Close, but no cigar—nothing I haven’t experienced before or won’t experience again in this business. I was disappointed, yes, but I didn’t feel defeated. If anything, I felt defiant.

Perhaps I have Saul Bellow to thank for that reaction. Whenever I teach a workshop surrounding literary rejection, I share this quote from Bellow: “I discovered that rejections are not altogether a bad thing. They teach a writer to rely on his own judgment and to say in his heart of hearts, ‘To hell with you.’”

This particular short story is part of my taboo collection, and it may be the piece with the most potential to make people uncomfortable. Based on the subject matter alone, some publications simply aren’t going to want to touch it. By now I’ve received a host of rejections for this piece—including many personal rejections from editors who have called the story devastating, timely, powerful, and well-crafted. But so far, no one has agreed to publish it. Maybe no one ever will.
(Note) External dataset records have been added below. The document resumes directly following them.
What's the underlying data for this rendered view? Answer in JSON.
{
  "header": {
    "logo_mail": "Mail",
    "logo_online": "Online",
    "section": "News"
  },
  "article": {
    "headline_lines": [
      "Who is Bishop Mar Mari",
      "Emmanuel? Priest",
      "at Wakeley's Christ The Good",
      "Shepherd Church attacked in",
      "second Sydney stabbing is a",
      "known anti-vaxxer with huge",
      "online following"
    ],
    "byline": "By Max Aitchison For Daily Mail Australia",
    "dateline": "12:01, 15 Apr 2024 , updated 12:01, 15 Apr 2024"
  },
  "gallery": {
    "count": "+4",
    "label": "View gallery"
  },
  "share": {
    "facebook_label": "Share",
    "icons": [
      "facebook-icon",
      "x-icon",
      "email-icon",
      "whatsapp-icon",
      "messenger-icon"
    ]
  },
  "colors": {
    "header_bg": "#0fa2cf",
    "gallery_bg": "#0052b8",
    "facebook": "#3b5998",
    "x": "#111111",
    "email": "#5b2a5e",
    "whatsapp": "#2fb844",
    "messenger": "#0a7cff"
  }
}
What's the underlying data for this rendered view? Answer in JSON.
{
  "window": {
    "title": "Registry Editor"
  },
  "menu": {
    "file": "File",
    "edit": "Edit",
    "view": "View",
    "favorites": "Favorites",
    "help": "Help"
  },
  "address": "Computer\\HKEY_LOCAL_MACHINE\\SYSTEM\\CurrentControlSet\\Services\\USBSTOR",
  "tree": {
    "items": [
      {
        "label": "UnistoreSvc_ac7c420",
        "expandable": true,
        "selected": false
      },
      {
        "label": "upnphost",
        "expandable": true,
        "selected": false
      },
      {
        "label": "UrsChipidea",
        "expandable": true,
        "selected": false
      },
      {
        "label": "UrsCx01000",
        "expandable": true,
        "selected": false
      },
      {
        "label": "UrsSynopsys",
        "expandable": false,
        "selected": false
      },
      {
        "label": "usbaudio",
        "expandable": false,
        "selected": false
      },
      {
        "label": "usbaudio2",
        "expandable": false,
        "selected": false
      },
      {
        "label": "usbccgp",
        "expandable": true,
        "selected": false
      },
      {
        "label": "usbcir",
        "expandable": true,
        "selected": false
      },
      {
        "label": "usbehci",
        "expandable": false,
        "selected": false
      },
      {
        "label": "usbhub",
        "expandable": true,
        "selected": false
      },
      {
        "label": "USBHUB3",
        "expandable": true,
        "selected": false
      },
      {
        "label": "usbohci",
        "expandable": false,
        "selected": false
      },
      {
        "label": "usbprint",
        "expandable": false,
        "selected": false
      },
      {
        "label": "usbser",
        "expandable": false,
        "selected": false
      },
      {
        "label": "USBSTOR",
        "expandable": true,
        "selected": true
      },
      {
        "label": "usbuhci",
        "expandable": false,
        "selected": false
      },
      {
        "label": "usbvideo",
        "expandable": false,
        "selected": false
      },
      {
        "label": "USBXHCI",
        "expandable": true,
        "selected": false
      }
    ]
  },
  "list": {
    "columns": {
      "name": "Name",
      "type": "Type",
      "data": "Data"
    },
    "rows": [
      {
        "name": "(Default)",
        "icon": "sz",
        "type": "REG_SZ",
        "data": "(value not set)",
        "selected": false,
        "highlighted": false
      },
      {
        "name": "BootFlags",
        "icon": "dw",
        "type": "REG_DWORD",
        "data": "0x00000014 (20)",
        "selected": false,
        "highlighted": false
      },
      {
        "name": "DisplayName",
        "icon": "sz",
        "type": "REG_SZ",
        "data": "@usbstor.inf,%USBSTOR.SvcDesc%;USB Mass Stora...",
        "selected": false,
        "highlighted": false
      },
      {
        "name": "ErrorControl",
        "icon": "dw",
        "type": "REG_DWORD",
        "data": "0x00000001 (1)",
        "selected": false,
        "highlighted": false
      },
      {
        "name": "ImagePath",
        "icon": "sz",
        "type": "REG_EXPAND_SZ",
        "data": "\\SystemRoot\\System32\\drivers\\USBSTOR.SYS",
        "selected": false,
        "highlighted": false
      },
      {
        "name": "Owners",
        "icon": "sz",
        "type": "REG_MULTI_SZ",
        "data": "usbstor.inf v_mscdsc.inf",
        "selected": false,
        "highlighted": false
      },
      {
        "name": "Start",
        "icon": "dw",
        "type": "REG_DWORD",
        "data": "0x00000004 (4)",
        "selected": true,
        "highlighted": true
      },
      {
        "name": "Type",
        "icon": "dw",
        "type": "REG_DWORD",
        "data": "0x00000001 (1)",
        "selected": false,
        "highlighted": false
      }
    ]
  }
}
I’ve been at this lit mag game a long time as both a writer and editor, so I know to take rejection at face value. If these editors had really, truly, 100% fallen in love with my story, they would have taken it. But they didn’t. Does that make me question my writing, or change my approach, or give up on trying to get this story published? No.

As literary writers, we can be so beaten down by the rejection, the pitiful pay, the dearth of readers, and on and on that it’s pretty liberating to cast all that off and decide: This is what I want to do, and to hell with anyone who tells me otherwise.

I already know I’ll send this story out yet again, to a new crop of journals. I’ll continue writing what I want, as well as I can, and I’ll stay the course despite disappointment and rejection. That’s all that matters, in the end. To hell with everything else.